With the release of Mixtral, the local llama community is hoping 2024 will be
the turning point where open source models finally break ahead of commercial
models. However as of writing, it's very unclear how the community will break
through GPT4, the llama that remains uncontested in practice.

#### Early 2024

This is where we currently are! Hence, things are just dates for now. We'll see
how much impact they have in a retrospective:

 - **2024-01-22**: Bard with Gemini-Pro defeats all models except GPT4-Turbo in
   chatbot arena. This is seen as questionably fair, since bard has internet
   access.
 - **2024-01-29**: miqu gets released.

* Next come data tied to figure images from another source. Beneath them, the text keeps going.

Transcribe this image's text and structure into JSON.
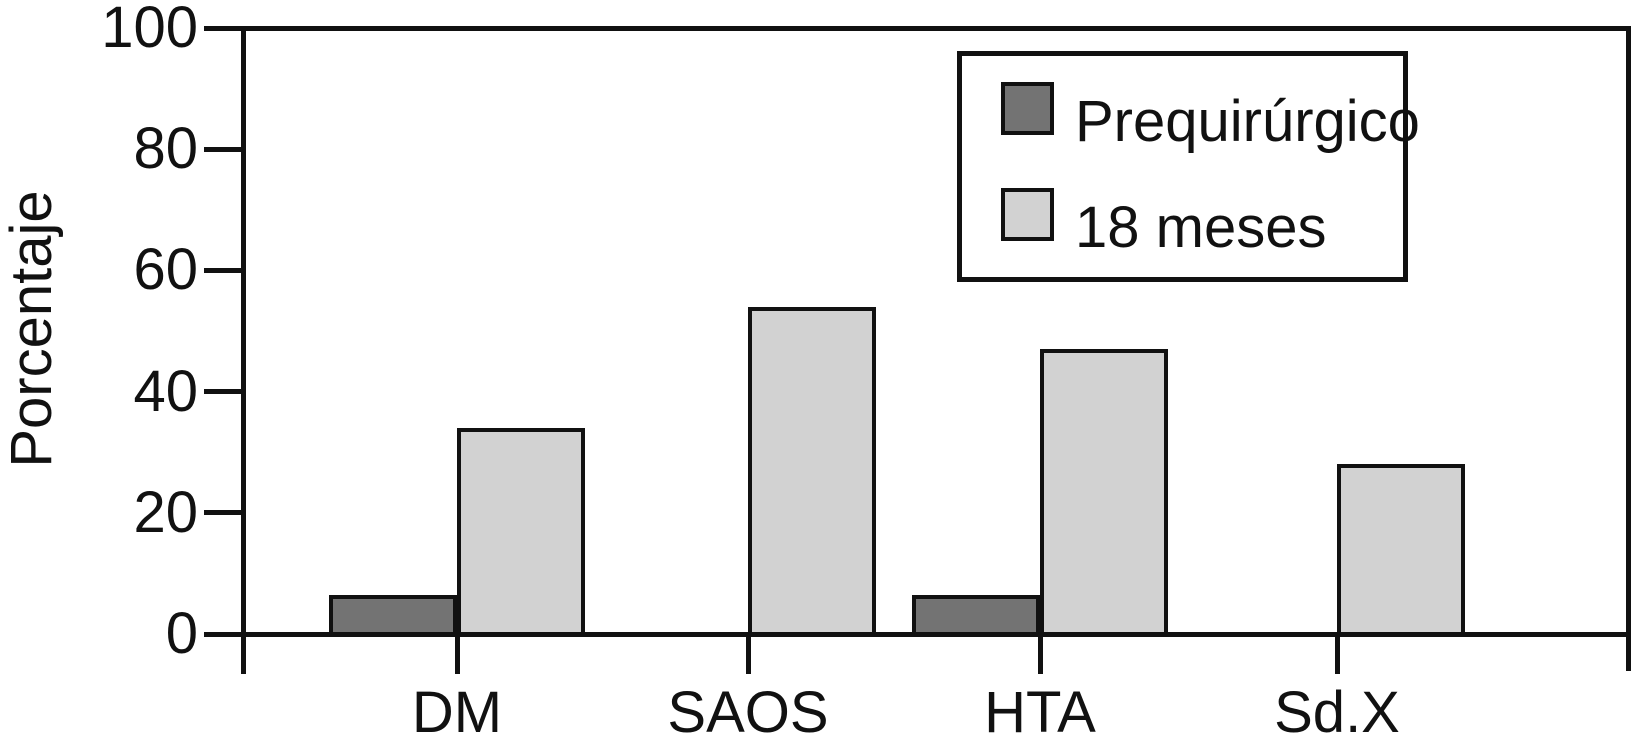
{
  "figure": {
    "background": "#ffffff",
    "line_color": "#111111"
  },
  "chart_data": {
    "type": "bar",
    "title": "",
    "ylabel": "Porcentaje",
    "xlabel": "",
    "categories": [
      "DM",
      "SAOS",
      "HTA",
      "Sd.X"
    ],
    "series": [
      {
        "name": "Prequirúrgico",
        "color": "#737373",
        "values": [
          6.4,
          0,
          6.4,
          0
        ]
      },
      {
        "name": "18 meses",
        "color": "#d2d2d2",
        "values": [
          34,
          54,
          47,
          28
        ]
      }
    ],
    "ylim": [
      0,
      100
    ],
    "yticks": [
      0,
      20,
      40,
      60,
      80,
      100
    ],
    "grid": false,
    "legend_position": "top-right",
    "bar_outline_color": "#111111"
  }
}
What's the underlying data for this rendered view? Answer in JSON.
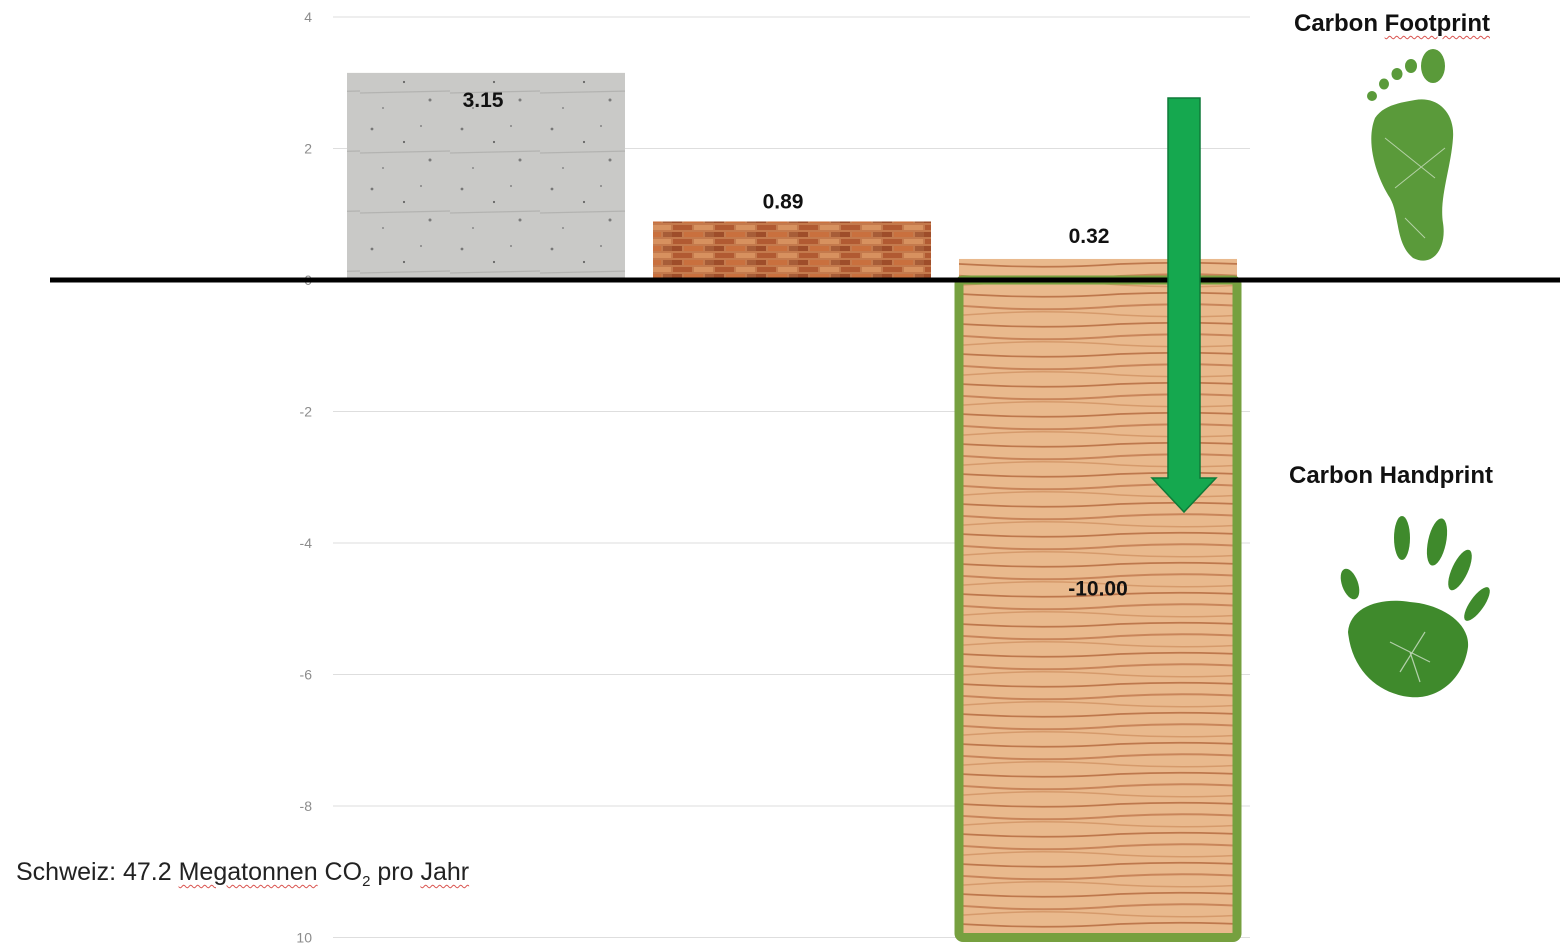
{
  "chart_data": {
    "type": "bar",
    "categories": [
      "",
      "",
      ""
    ],
    "values": [
      3.15,
      0.89,
      0.32
    ],
    "value_labels": [
      "3.15",
      "0.89",
      "0.32"
    ],
    "extra_bar": {
      "category_index": 2,
      "value": -10.0,
      "label": "-10.00"
    },
    "yticks": [
      4,
      2,
      0,
      -2,
      -4,
      -6,
      -8,
      10
    ],
    "ylim": [
      -10,
      4
    ],
    "grid": true,
    "title": "",
    "xlabel": "",
    "ylabel": "",
    "colors": {
      "concrete": "#c8c8c6",
      "brick": "#b5643a",
      "wood": "#e3a878",
      "frame": "#76a03f",
      "arrow": "#15a84f"
    }
  },
  "labels": {
    "footprint_title_a": "Carbon ",
    "footprint_title_b": "Footprint",
    "handprint_title": "Carbon Handprint",
    "note_a": "Schweiz: 47.2 ",
    "note_b": "Megatonnen",
    "note_c": " CO",
    "note_sub": "2",
    "note_d": " pro ",
    "note_e": "Jahr"
  },
  "icons": {
    "footprint": "footprint-icon",
    "handprint": "handprint-icon",
    "arrow": "arrow-down-icon"
  }
}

This is a suspected Mistral_Medium leak.
   Despite only having a 4bit-quantized version, it's ahead of all current
   locallamas.
 - **2024-01-30**: Yi-34B is the largest local llama for language-vision. LLaVA 1.6
   based on top of it sets new records in vision performance.
 - **2024-02-08**: Google releases Gemini Advanced, a GPT4 competitor with similar
   pricing. Public opinion seems to be that it's quite a bit worse that GPT4,
   except it's less censored and much better at creative writing.
 - **2024-02-15**: Google releases Gemini Pro 1.5, with 1 million tokens of context!
   Third party testing on r/localllama shows it's effectively about to query
   very large codebases, beating out GPT4 (with 32k context) on every test.
 - **2024-02-15**: OpenAI releases Sora, a text-to-video model for up to 60s of
   video. A huge amount of hype starts up around it "simulating the world", but
   it's only open to a very small tester group.
 - **2024-02-26**: Mistral releases Mistral-Large and simultaneously removes all
   the mentions of a commitment to open source from their website. They revert
   this change the following day, after the community backlash.
 - **2024-03-27**: DataBricks open sources DBRX, a 132B parameter MoE with 36B
   parameters active per forward pass. It was trained on 12T tokens. According
   to user evaluation, it beats Mixtral for all uses.
 - **2024-04-18**: Meta releases LLaMA3 8b and 70b. 70b is the new best open
   model, right around Claude3 Sonnet and above older gpt4 versions!